Sur un billet de blog technique daté du 6 mars 2026, l’auteur décrit le processus ayant mené à l’obtention d’un shell sur la caméra TP-Link Tapo C260, en documentant trois vulnérabilités liées (CVE-2026-0651, CVE-2026-0652, CVE-2026-0653). Un avis de TP-Link couvre les bases, tandis que l’article expose le cheminement de découverte et l’enchaînement d’exploits.

  • Découverte LFD (CVE-2026-0651) 🔓 L’analyse statique de /bin/main (serveur HTTP intégré avec gestion SOAP/ONVIF) révèle un gestionnaire GET qui concatène le chemin demandé à « /www » après un simple décodage d’URL, sans aucune sanitisation. Le décodage de « ../ » permet une traversée de répertoires conduisant à une divulgation de fichiers locaux (LFD). L’accès nécessite une session authentifiée, mais un compte invité suffit.

  • RCE invité via config interne (CVE-2026-0652) et élévation de privilèges (CVE-2026-0653) 🧩 Ne trouvant pas d’entrée utilisateur directe vers des appels shell, l’auteur cible des valeurs de configuration internes lues par le binaire puis transmises à des commandes via popen_wrapper. Une fonction qui construit une commande « get_oemid » intègre un paramètre de configuration non validé (provenant de tp_manage/info/dev_name). En abusant de l’API mobile (commandes de type “set”) qui écrit des clés JSON vers des chemins de configuration arbitraires, il est possible d’injecter un payload dans dev_name, puis de déclencher la fonction de changement de région pour obtenir une exécution de commande. La possibilité pour un invité d’écrire des valeurs sensibles conduit à une élévation de privilèges.

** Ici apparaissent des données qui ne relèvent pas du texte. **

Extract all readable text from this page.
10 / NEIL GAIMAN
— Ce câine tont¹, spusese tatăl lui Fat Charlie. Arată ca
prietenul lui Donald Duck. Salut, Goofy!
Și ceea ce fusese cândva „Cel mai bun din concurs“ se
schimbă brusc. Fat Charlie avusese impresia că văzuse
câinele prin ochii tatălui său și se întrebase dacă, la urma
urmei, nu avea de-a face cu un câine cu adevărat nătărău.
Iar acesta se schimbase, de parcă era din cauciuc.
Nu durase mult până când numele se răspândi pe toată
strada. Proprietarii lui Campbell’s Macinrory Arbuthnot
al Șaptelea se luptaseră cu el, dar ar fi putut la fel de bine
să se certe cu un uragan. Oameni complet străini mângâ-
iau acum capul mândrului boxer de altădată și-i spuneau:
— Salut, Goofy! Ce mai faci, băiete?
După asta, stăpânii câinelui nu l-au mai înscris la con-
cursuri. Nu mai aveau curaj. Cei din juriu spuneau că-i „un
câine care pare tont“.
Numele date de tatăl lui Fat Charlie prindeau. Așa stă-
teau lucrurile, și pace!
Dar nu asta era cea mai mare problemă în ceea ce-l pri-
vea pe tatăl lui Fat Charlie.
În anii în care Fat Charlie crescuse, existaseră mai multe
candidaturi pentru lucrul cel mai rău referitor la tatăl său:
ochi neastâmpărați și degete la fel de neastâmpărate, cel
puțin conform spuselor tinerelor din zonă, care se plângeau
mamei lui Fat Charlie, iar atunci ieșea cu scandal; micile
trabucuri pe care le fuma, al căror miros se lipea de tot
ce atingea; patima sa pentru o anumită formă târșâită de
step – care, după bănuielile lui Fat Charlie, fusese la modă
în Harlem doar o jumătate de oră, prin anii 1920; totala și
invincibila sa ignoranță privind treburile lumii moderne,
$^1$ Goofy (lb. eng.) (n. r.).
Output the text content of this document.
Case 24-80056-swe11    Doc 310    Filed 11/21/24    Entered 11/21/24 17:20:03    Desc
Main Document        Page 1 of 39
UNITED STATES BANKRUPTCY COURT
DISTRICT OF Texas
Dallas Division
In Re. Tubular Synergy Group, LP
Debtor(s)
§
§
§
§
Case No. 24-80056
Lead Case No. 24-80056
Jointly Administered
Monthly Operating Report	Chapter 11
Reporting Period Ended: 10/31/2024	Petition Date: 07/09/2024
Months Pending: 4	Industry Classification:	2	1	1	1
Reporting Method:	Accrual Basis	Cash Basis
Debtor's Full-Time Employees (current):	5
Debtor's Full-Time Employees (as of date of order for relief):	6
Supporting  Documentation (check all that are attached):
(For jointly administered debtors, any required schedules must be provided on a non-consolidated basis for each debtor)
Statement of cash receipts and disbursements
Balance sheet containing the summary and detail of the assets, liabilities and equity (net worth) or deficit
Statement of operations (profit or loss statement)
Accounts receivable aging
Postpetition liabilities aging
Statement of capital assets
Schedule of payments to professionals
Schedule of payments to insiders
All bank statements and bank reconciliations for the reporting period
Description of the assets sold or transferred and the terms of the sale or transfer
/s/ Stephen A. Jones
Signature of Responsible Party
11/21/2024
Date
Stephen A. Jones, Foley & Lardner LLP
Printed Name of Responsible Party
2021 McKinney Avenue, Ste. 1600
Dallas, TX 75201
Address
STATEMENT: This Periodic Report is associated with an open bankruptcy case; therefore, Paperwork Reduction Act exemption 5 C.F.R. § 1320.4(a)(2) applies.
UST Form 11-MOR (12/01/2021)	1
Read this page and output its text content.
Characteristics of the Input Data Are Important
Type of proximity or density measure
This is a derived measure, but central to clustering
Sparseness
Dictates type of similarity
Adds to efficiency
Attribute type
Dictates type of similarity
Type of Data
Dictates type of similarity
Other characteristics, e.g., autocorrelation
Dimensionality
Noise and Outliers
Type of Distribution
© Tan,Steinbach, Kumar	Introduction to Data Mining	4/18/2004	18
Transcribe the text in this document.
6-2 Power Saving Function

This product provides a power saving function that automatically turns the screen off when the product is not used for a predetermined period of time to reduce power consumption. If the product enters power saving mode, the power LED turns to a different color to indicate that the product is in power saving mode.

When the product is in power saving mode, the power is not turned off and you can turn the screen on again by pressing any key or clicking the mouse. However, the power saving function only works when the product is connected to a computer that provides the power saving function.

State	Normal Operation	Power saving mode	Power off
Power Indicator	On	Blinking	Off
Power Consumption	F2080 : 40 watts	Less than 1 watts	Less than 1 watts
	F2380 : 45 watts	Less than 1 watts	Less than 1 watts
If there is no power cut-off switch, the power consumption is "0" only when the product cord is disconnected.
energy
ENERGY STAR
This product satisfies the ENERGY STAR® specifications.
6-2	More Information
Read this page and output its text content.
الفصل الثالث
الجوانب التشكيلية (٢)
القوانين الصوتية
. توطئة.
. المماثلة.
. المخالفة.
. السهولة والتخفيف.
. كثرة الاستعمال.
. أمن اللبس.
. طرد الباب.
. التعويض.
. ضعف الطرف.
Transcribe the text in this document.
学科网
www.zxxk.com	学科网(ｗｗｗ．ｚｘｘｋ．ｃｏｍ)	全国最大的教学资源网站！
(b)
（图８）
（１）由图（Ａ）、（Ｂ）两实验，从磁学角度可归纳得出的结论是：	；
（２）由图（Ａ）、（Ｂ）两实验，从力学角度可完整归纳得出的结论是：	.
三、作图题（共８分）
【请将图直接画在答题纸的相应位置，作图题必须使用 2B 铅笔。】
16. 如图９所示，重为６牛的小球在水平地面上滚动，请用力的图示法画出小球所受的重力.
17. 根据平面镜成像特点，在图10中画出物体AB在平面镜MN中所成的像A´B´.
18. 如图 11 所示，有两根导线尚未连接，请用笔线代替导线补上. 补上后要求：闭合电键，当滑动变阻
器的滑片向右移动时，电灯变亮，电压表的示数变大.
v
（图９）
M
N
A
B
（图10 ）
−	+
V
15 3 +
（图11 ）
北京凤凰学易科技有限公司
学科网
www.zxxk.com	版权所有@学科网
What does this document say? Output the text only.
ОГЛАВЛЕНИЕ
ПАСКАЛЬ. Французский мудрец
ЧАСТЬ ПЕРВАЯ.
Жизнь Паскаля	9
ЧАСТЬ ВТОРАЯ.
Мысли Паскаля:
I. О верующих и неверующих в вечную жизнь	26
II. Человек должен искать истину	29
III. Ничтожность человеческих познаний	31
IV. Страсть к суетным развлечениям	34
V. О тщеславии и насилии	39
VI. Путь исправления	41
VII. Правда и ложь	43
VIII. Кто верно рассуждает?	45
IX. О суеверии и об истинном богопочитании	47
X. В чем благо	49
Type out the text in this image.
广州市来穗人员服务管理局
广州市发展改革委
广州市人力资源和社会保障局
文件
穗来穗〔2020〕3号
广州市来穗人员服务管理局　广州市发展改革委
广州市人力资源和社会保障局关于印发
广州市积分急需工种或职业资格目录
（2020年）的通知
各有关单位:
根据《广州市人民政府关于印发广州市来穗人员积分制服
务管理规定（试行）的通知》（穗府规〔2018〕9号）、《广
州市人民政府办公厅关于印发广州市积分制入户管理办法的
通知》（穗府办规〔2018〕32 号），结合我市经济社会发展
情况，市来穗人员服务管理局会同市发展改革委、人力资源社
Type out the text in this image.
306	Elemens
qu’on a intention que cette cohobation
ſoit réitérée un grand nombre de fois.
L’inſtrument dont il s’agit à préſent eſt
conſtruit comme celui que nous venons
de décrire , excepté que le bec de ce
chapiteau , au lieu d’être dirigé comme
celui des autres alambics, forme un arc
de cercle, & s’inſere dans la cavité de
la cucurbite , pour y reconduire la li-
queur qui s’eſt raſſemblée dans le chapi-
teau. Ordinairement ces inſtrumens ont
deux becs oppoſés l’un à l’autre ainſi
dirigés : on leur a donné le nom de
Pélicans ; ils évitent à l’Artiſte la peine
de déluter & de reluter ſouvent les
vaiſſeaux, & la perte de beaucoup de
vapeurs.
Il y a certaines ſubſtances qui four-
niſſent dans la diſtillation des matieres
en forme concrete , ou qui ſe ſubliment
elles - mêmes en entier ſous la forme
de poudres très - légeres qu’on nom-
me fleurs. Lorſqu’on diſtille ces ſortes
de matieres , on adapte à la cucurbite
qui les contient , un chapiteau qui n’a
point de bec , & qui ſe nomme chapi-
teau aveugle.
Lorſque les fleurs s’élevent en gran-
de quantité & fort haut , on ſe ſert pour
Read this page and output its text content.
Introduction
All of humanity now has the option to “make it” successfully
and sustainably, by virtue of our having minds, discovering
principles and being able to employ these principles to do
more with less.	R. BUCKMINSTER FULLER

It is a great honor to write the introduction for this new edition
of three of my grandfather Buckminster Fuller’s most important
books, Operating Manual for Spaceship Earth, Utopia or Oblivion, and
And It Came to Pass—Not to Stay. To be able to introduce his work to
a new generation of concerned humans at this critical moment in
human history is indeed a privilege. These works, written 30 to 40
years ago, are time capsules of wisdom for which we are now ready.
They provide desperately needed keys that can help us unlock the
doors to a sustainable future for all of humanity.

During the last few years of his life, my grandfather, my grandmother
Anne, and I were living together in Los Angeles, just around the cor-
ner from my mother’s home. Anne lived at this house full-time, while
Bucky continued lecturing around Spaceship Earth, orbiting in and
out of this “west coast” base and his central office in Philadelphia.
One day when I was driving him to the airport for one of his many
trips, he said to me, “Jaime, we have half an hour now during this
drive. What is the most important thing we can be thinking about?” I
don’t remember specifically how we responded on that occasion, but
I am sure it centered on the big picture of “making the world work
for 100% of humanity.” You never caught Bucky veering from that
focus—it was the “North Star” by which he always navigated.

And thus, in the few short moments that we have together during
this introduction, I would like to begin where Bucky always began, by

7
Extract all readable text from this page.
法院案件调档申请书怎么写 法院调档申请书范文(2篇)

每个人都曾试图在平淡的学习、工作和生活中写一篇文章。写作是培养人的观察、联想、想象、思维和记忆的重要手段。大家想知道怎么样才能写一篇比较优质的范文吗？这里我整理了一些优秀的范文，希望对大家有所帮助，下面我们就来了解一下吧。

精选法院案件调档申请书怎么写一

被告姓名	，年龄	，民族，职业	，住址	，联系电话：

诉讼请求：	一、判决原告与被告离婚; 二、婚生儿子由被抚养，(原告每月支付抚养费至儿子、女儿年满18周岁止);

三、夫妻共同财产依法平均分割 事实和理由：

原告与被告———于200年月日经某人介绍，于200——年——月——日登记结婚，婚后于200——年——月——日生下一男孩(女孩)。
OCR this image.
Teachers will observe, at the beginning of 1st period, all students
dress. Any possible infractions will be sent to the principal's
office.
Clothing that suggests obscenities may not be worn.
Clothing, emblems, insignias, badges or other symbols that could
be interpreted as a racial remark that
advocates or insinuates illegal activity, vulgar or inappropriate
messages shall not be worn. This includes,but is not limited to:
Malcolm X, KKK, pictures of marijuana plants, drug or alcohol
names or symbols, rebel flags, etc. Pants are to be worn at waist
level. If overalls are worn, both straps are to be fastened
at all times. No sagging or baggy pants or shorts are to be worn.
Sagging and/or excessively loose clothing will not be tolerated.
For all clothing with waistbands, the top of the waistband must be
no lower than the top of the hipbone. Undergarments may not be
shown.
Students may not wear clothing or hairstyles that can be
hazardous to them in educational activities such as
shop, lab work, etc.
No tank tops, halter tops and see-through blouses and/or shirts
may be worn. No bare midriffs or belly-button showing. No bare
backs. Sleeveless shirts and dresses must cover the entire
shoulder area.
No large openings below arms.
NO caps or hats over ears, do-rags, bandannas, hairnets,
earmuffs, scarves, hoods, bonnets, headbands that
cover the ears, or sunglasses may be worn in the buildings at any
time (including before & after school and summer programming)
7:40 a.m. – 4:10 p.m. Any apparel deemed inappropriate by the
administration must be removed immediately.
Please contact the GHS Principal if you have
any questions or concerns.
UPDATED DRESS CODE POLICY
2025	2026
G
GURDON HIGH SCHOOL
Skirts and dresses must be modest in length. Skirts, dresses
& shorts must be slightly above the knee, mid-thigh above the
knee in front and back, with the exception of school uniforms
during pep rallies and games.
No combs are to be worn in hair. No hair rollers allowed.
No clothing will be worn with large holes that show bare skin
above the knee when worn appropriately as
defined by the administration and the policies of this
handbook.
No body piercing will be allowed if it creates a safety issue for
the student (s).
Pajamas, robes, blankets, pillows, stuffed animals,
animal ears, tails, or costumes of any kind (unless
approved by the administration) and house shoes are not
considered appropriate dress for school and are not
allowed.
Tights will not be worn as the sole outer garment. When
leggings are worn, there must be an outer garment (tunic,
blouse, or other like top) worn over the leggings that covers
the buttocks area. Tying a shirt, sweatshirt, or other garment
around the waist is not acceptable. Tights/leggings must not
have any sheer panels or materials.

  • Méthodologie 🛠️ L’auteur combine reversing (Ghidra, recherche de accept, http_get_handle, logs) et tests dynamiques. La LFD a permis de lire l’état de configuration en temps réel et d’identifier la correspondance entre paramètres d’API mobile et chemins JSON internes, essentielle pour localiser la variable non validée et construire la chaîne d’exploitation.

  • IOCs et TTPs

    • IOCs: Aucun indicateur opérationnel spécifique (IP, hash, artefact malveillant) n’est fourni; un domaine cloud TP-Link légitime est mentionné à titre d’exemple de flux applicatif.
    • TTPs:
      • Reversing firmware et binaire monolithique (/bin/main), cartographie des surfaces SOAP/ONVIF/HTTP.
      • Path traversal via décodage d’URL sans normalisation (LFD authentifiée, invités inclus).
      • Abus d’API mobile: écriture de chemins JSON de config arbitraires avec commandes “set”.
      • Injection de commande via popen_wrapper alimenté par une valeur de config non validée (dev_name).
      • Chaîne en deux temps: 1) écritures de config détournées, 2) déclenchement d’un handler de région pour exécuter la commande.
  • Conclusion 📦 L’article montre comment des primitives « faibles » (lecture de fichiers) se chaînent pour atteindre une RCE et une élévation de privilèges sur un appareil IoT récent. Il s’agit d’une publication technique visant à documenter la démarche de découverte et l’enchaînement des vulnérabilités.

🧠 TTPs et IOCs détectés

TTP

Reversing firmware et binaire monolithique (/bin/main), cartographie des surfaces SOAP/ONVIF/HTTP. Path traversal via décodage d’URL sans normalisation (LFD authentifiée, invités inclus). Abus d’API mobile: écriture de chemins JSON de config arbitraires avec commandes ‘set’. Injection de commande via popen_wrapper alimenté par une valeur de config non validée (dev_name). Chaîne en deux temps: 1) écritures de config détournées, 2) déclenchement d’un handler de région pour exécuter la commande.

IOC

Aucun indicateur opérationnel spécifique (IP, hash, artefact malveillant) n’est fourni; un domaine cloud TP-Link légitime est mentionné à titre d’exemple de flux applicatif.